Pregnancy discrimination lawsuits are on the rise

On Behalf of | Aug 2, 2021 | Employment Law

Many women in Missouri decide to continue working through their pregnancies. Whether a pregnant woman’s reason to remain employed is personal or financial, her employer is legally obligated to respect it. Pregnant employees are protected from workplace discrimination and can sue their employers if they are fired due to pregnancy.

Pregnancy discrimination lawsuits are on the rise

Bloomberg Law looked at data from 2016 through 2020 and found that there has been an increase in federal pregnancy discrimination lawsuits each year.
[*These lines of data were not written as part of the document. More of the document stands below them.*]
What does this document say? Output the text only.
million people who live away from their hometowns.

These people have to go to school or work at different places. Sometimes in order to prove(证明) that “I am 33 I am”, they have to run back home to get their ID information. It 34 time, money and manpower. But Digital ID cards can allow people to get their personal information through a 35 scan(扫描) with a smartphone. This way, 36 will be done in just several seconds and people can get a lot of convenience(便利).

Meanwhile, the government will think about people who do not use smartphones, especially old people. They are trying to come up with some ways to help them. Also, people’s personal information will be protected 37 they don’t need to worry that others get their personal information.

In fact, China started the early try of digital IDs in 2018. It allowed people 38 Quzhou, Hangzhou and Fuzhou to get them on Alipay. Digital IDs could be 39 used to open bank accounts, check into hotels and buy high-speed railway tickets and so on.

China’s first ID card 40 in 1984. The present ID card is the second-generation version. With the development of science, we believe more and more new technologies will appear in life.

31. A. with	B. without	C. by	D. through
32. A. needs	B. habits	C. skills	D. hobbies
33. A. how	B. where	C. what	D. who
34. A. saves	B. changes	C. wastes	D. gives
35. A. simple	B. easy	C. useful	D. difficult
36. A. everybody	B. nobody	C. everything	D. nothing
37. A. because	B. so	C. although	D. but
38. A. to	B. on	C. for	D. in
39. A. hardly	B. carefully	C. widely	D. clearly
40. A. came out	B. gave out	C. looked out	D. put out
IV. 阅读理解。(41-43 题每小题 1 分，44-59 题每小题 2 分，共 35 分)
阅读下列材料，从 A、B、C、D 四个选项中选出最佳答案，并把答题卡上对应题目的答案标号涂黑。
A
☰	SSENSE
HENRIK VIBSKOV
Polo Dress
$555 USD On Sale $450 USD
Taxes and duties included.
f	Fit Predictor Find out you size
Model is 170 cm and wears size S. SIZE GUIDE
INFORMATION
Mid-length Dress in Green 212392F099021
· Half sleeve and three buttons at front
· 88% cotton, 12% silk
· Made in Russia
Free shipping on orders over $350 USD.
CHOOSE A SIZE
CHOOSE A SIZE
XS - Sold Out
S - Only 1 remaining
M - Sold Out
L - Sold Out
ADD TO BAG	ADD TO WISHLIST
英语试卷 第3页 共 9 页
While there were 235 cases filed in 2016, that number rose to just under 400 in 2020. Researchers say that there are likely to be more than 400 pregnancy discrimination lawsuits filed by the end of 2021.

Researchers baffled by the numbers

Researchers do not have clear answers about the reason behind the rising number of pregnancy discrimination lawsuits. One of the things researchers don’t understand is how these types of lawsuits could be on the rise while birth rates are declining simultaneously.
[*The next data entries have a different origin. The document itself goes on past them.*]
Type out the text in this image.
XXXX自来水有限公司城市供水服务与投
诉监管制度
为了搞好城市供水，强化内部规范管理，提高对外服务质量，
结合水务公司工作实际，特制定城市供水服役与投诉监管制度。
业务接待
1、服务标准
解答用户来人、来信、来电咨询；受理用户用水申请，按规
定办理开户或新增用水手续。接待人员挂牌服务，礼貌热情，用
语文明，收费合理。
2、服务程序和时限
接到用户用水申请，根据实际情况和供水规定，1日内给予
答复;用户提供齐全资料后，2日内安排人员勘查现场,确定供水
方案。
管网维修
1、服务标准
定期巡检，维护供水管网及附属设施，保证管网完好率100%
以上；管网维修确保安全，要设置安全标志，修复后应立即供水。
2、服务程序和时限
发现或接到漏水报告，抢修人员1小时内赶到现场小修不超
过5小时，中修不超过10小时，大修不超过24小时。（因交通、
Another surprising fact is that in 2020, the Equal Employment Opportunity Commission temporarily stopped its practice of issuing Right to Sue notices after completing workplace discrimination investigations. This means that the increase in pregnancy discrimination complaints in 2020 occurred despite a five-month pause in lawsuit filings.

Some possible explanations

Researchers have some guesses as to why pregnancy discrimination lawsuits continue to rise despite declining birth rates. The first is that during an economic downturn, unemployed individuals are more likely to sue their former employers. When finding a new job after being fired is very difficult, it might be important to pursue compensation for wrongful termination.

Another reason that researchers believe pregnancy discrimination lawsuits are rising is because of increasing job loss. During the last year and a half, pregnant employees may have been especially vulnerable to discrimination while their workplaces cut staff and went out of business.